How to access a vector multiple times within an 'Option'?

Question

How to access a vector within an option without Rust moving it on the first access?

fn maybe_push(v_option: Option<&mut Vec<usize>>) -> usize {
    let mut c = 0;
    if let Some(v) = v_option {
        for i in 0..10 {
            v.push(i);
            c += i;
        }
    } else {
        for i in 0..10 {
            c += i;
        }
    }

    // second access, fails
    if let Some(v) = v_option {
        for i in 10..20 {
            v.push(i);
            c += i;
        }
    } else {
        for i in 10..20 {
            c += i;
        }
    }

    return c;
}


fn main() {
    let mut v: Vec<usize> = vec![];

    println!("{}", maybe_push(Some(&mut v)));
    println!("{}", maybe_push(None));

    println!("{:?}", v);
}

This gives the error:

error[E0382]: use of partially moved value: `v_option`
  --> src/main.rs:16:22
   |
4  |     if let Some(v) = v_option {
   |                 - value moved here
...
16 |     if let Some(v) = v_option {
   |                      ^^^^^^^^ value used here after move

Using if let Some(ref mut v) = v_option { which has been suggested fails too:

error: cannot borrow immutable anonymous field `(v_option:std::prelude::v1::Some).0` as mutable
 --> src/main.rs:4:21
  |
4 |         if let Some(ref mut v) = v_option {
  |                     ^^^^^^^^^

error: cannot borrow immutable anonymous field `(v_option:std::prelude::v1::Some).0` as mutable
  --> src/main.rs:17:21
   |
17 |         if let Some(ref mut v) = v_option {
   |                     ^^^^^^^^^

Answer 1

Matching by value moves the value into the pattern variables. Moving makes the original value unusable, except for the very simple objects that implement the Copy trait, such as numbers. Unlike pointers in C, mutable references are not copyable, which can be seen in the following example that doesn't compile either:

let mut v = vec![1, 2, 3];
let rv = &mut v;  // mutable reference to v
{
    // move rv to r1, r1 now becomes the sole mutable reference to v
    let r1 = rv;
    r1.push(4);
}
{
    let r2 = rv;  // error: rv was already moved to r1
    r2.push(5);
}

Rust rejects the above because it enforces the general rule prohibiting multiple mutable references to an object. Despite this particular snippet being safe, allowing multiple mutable references to the same object at the same time would make it easy to write the kind of unsafe programs that Rust is explicitly designed to prevent, e.g. those that contain data races in multithreaded code, or those that access data through an invalidated iterator. Thus the assignment let r1 = rv can only move the rv reference to r1, disallowing the let r2 = rv statement which now refers to moved variable rv.

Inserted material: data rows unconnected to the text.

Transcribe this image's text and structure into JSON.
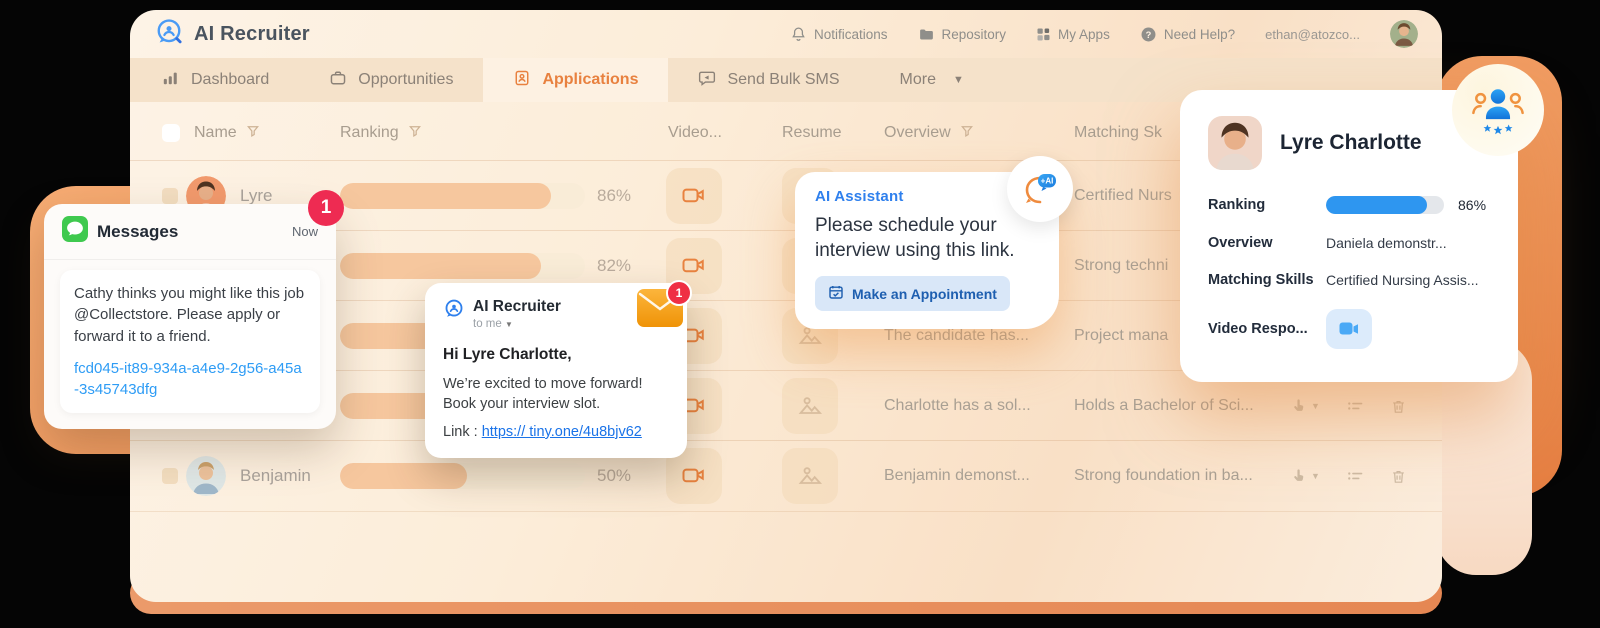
{
  "app": {
    "title": "AI Recruiter",
    "nav": [
      {
        "label": "Notifications"
      },
      {
        "label": "Repository"
      },
      {
        "label": "My Apps"
      },
      {
        "label": "Need Help?"
      }
    ],
    "account": "ethan@atozco...",
    "tabs": [
      {
        "label": "Dashboard"
      },
      {
        "label": "Opportunities"
      },
      {
        "label": "Applications"
      },
      {
        "label": "Send Bulk SMS"
      },
      {
        "label": "More"
      }
    ]
  },
  "table": {
    "headers": {
      "name": "Name",
      "ranking": "Ranking",
      "video": "Video...",
      "resume": "Resume",
      "overview": "Overview",
      "matching": "Matching Sk"
    },
    "rows": [
      {
        "name": "Lyre",
        "pct": "86%",
        "fill": 86,
        "overview": "",
        "matching": "Certified Nurs"
      },
      {
        "name": "",
        "pct": "82%",
        "fill": 82,
        "overview": "",
        "matching": "Strong techni"
      },
      {
        "name": "",
        "pct": "",
        "fill": 80,
        "overview": "The candidate has...",
        "matching": "Project mana"
      },
      {
        "name": "Charlotte",
        "pct": "",
        "fill": 76,
        "overview": "Charlotte has a sol...",
        "matching": "Holds a Bachelor of Sci..."
      },
      {
        "name": "Benjamin",
        "pct": "50%",
        "fill": 52,
        "overview": "Benjamin demonst...",
        "matching": "Strong foundation in ba..."
      }
    ]
  },
  "messages_card": {
    "app_name": "Messages",
    "time": "Now",
    "badge": "1",
    "body": "Cathy thinks you might like this job @Collectstore. Please apply or forward it to a friend.",
    "link": "fcd045-it89-934a-a4e9-2g56-a45a-3s45743dfg"
  },
  "email_card": {
    "sender": "AI Recruiter",
    "to": "to me",
    "badge": "1",
    "greeting": "Hi Lyre Charlotte,",
    "body_line1": "We’re excited to move forward!",
    "body_line2": "Book your interview slot.",
    "link_label": "Link :",
    "link": "https:// tiny.one/4u8bjv62"
  },
  "assistant_card": {
    "title": "AI Assistant",
    "message": "Please schedule your interview using this link.",
    "button": "Make an Appointment",
    "ai_badge": "+AI"
  },
  "candidate_card": {
    "name": "Lyre Charlotte",
    "ranking_label": "Ranking",
    "ranking_pct": "86%",
    "ranking_fill": 86,
    "overview_label": "Overview",
    "overview_value": "Daniela demonstr...",
    "matching_label": "Matching Skills",
    "matching_value": "Certified Nursing Assis...",
    "video_label": "Video Respo..."
  },
  "colors": {
    "accent_orange": "#E8813F",
    "link_blue": "#2196F3",
    "bar_blue": "#2E96F0",
    "badge_red": "#EE2B52",
    "bar_fill_tan": "#F6C79E"
  }
}
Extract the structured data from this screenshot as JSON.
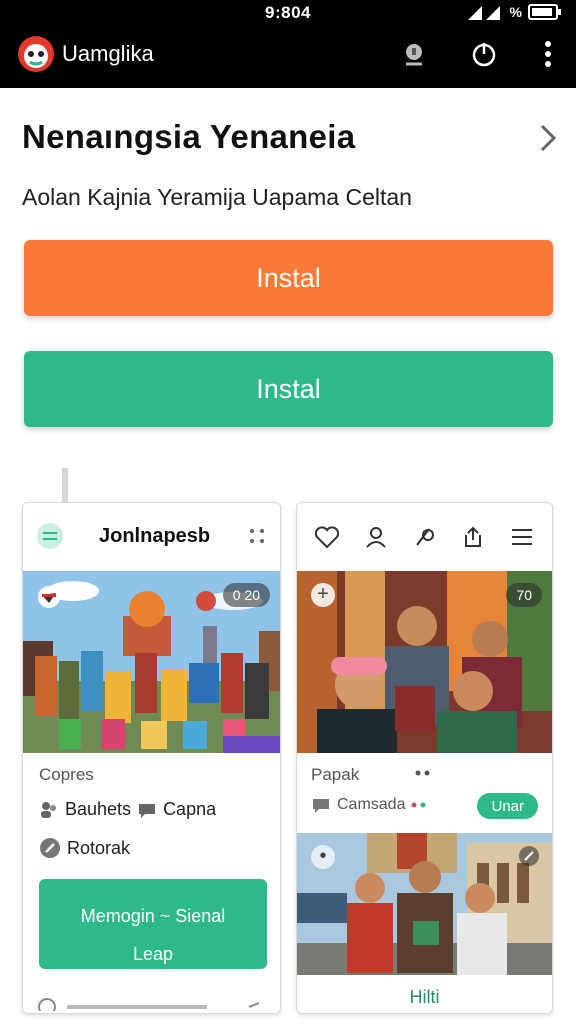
{
  "status_bar": {
    "time": "9:804",
    "battery_label": "%"
  },
  "app_bar": {
    "title": "Uamglika",
    "icons": [
      "logo-icon",
      "badge-icon",
      "power-icon",
      "more-vert-icon"
    ]
  },
  "header": {
    "title": "Nenaıngsia Yenaneia",
    "subtitle": "Aolan Kajnia  Yeramija Uapama Celtan"
  },
  "buttons": {
    "install_orange": "Instal",
    "install_green": "Instal"
  },
  "colors": {
    "orange": "#f97a36",
    "green": "#2db98c",
    "bar": "#000000"
  },
  "card_left": {
    "title": "Jonlnapesb",
    "photo_badge": "0 20",
    "section_label": "Copres",
    "meta": [
      {
        "icon": "people-icon",
        "label": "Bauhets"
      },
      {
        "icon": "chat-icon",
        "label": "Capna"
      },
      {
        "icon": "pen-icon",
        "label": "Rotorak"
      }
    ],
    "cta_line1": "Memogin ~ Sienal",
    "cta_line2": "Leap"
  },
  "card_right": {
    "icons": [
      "heart-icon",
      "user-icon",
      "edit-icon",
      "share-icon",
      "menu-icon"
    ],
    "photo_badge": "70",
    "section_label": "Papak",
    "comment_label": "Camsada",
    "pill_label": "Unar",
    "footer": "Hilti"
  }
}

To fix the code, we must create separate references to the reference. This will create two distinct mutable references to the original reference rather than moving the original mutable reference into an inner scope:

let mut v = vec![1, 2, 3];
let mut rv = &mut v;
{
    // rr1 is a *new* mutable reference to rv - no move is performed
    let rr1 = &mut rv;
    rr1.push(4);
}
{
    // rr2 is a *separate* new mutable reference to rv - also no move
    let rr2 = &mut rv;
    rr2.push(5);
}

The syntax of push invocation is the same with r1.push and rr1.push because Rust's . operator will automatically dereference any number of references.

To return to the example from the question, the reference to Vec<usize> in the Option is like the v reference above, and matching it using the Some(v) pattern moves the reference into the v pattern variable.

To fix it, the pattern must be changed as in the above example, to specify a variable that refers to the value which is itself a reference. This is achieved using the if let Some(ref mut v) syntax. As above, where the rv declaration had to be changed to mutable, this fix also requires the Option to be mutable. With those two changes, the code compiles:

fn maybe_push(mut v_option: Option<&mut Vec<usize>>) -> usize {
    let mut c = 0;
    if let Some(ref mut v) = v_option {
        for i in 0..10 {
            v.push(i);
            c += i;
        }
    } else {
        for i in 0..10 {
            c += i;
        }
    }

    if let Some(ref mut v) = v_option {
        for i in 10..20 {
            v.push(i);
            c += i;
        }
    } else {
        for i in 10..20 {
            c += i;
        }
    }

    return c;
}

fn main() {
    let mut v: Vec<usize> = vec![];

    println!("{}", maybe_push(Some(&mut v)));
    println!("{}", maybe_push(None));

    println!("{:?}", v);
}

Another possibility is to use the as_mut() method to return the option content as a mutable reference to the previous content. This is conceptually equivalent to the change from let r1 = rv to let rr1 = &mut rv in the first snippet, and would allow the use of if let Some(v) pattern, where v would still be a reference to mutable reference to the vector. This also requires that v_option is declared as mutable.